Dans la nuit du 23 au 24 août, avant le lever du jour, le tocsin de Saint-Germain-l'Auxerrois donne le signal. Le duc de Guise, le marquis du Maine, le duc d'Aumale et plusieurs seigneurs de leur parti arrivent à cheval à l'hôtel de la rue de Bethisy. L'un des assassins frappe au nom du roi ; la porte s'ouvre et le suisse de garde est égorgé. Les portes intérieures étaient barricadées et un combat s'engage. Les assaillants descellent la grille d'une fenêtre et pénètrent dans l'hôtel. Les Suisses du roi de Navarre se font tuer sur les marches de l'escalier. Un Allemand, nommé Besme, au service du duc de Guise, suivi de deux Italiens et de quelques soldats de la garde du roi, force le porte de la chambre de l'amiral. Coligny était en prière. Les assassins le saisissent pour le jeter par la fenêtre. Comme il résistait, l'un d'eux lui tire un coup de pistolet ; les autres le lardent de coups d'épée et le précipitent dans la cour aux pieds du duc de Guise. Le duc s'approche de sa victime, fait étancher le sang qui couvrait le visage et, suivant quelques relations, le frappe du pied. La foule, attirée par le bruit du combat, remplit la cour. Le corps est lié par les pieds sur une claye, et traîné dans les rues de la ville. Un bourreau lui coupe la tête et des cavaliers promènent le sinistre trophée au bout d'une épée, aux applaudissements de cette foule multitude que la vengeance des Guises avait ameutée contre le chef du parti réformé.

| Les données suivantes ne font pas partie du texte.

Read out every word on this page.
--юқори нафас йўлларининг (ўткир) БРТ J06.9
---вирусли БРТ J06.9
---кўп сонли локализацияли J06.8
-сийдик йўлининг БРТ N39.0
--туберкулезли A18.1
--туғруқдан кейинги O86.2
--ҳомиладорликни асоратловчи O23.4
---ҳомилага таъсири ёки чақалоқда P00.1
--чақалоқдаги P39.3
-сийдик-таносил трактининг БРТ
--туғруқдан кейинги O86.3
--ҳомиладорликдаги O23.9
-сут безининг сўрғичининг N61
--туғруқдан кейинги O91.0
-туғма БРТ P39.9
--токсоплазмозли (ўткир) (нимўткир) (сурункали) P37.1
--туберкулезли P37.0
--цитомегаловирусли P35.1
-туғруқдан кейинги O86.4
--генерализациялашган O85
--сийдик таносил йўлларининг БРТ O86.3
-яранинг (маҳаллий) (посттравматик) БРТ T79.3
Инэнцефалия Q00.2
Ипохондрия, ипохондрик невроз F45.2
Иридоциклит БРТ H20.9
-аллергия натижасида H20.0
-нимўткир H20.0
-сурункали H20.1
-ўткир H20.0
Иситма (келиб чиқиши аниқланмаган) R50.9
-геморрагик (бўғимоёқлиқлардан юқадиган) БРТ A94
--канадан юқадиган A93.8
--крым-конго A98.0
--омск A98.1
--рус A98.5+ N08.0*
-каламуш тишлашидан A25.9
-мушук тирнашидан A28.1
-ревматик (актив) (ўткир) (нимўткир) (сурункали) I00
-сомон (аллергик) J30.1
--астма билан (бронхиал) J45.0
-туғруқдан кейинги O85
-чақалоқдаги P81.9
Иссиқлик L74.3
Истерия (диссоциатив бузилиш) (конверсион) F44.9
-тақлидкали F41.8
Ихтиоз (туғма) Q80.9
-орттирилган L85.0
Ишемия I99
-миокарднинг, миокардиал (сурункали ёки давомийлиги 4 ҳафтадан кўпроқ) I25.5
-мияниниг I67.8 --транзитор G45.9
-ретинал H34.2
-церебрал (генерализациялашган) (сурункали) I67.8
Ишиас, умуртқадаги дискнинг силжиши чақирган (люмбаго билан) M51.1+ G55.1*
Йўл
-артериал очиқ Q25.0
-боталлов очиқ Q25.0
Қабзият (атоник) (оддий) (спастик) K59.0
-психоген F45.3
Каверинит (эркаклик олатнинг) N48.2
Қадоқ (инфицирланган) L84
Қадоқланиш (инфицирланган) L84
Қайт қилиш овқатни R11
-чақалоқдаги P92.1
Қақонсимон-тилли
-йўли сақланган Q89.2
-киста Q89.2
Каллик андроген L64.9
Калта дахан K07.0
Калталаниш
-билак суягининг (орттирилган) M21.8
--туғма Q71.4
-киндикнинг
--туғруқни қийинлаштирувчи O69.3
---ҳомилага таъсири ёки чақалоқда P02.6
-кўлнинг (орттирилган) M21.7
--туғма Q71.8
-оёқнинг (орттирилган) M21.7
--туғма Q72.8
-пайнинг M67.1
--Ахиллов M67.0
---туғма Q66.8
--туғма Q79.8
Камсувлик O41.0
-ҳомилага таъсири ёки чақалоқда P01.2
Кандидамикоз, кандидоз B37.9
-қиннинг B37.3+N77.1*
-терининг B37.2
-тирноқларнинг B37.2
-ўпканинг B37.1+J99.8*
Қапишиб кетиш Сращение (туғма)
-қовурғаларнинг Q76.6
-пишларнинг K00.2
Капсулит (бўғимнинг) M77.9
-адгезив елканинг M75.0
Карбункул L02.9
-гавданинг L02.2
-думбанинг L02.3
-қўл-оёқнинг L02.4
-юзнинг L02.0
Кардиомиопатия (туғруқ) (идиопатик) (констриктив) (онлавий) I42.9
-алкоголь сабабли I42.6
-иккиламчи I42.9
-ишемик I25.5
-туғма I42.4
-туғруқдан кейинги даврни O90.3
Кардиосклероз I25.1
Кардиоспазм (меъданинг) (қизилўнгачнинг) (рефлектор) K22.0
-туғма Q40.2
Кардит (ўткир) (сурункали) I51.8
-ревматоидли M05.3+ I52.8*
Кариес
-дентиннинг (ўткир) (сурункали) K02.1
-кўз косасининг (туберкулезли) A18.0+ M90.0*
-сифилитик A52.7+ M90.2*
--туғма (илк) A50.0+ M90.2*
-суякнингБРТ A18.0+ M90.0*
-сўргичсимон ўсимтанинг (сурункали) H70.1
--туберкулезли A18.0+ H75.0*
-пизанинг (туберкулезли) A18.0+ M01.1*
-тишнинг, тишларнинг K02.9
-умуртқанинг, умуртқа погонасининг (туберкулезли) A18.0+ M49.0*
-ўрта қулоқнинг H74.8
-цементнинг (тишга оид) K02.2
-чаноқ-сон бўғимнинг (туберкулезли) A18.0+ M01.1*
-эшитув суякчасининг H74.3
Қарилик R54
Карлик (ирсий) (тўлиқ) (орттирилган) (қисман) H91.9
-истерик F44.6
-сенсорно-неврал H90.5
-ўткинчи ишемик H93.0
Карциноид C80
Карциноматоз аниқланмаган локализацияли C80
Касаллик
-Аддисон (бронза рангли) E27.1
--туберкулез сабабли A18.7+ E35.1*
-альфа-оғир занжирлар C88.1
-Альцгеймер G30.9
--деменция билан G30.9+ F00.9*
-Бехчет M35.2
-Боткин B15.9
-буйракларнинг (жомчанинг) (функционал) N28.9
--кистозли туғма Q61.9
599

Ainsi se termina la querelle des Guises et des Coligny, si toutefois on peut considérer comme terminée une lutte qui devait engendrer d'autres forfaits. Les réformés accusaient le duc de Guise d'avoir ouvert les hostilités au commencement de 150 par le massacre de Vassy ; moins d'un an après, Poltrot de Meré venge les victimes de Vassy. Les Guises accusent l'amiral de complicité dans l'attentat de Poltrot et la reine refuse de laisser juger le procès ; ils se vengent eux-mêmes à la Saint-Barthélemy. La série criminelle ne s'arrête pas en 1572. Le 23 décembre 1588, à Blois, Henri de Guise est assassiné par ordre de Henri III. Le 1er août suivant, Henri III est poignardé par un sectaire du parti lorrain. L'histoire est une chaîne dont les anneaux se tiennent par une soudure infrangible. Les violences amènent des violences ; les crimes appellent les crimes ; le sang attire le sang. C'est la loi du talion. Plaise au ciel que ce récit rappelle cette loi inéluctable aux Français du XIXe siècle, qui vivent dans un temps aussi troublé que la seconde moitié du XVIe siècle.

 

 

 



[1] Nous n'annotons pas ce récit qui fera l'objet d'une publication beaucoup plus développée.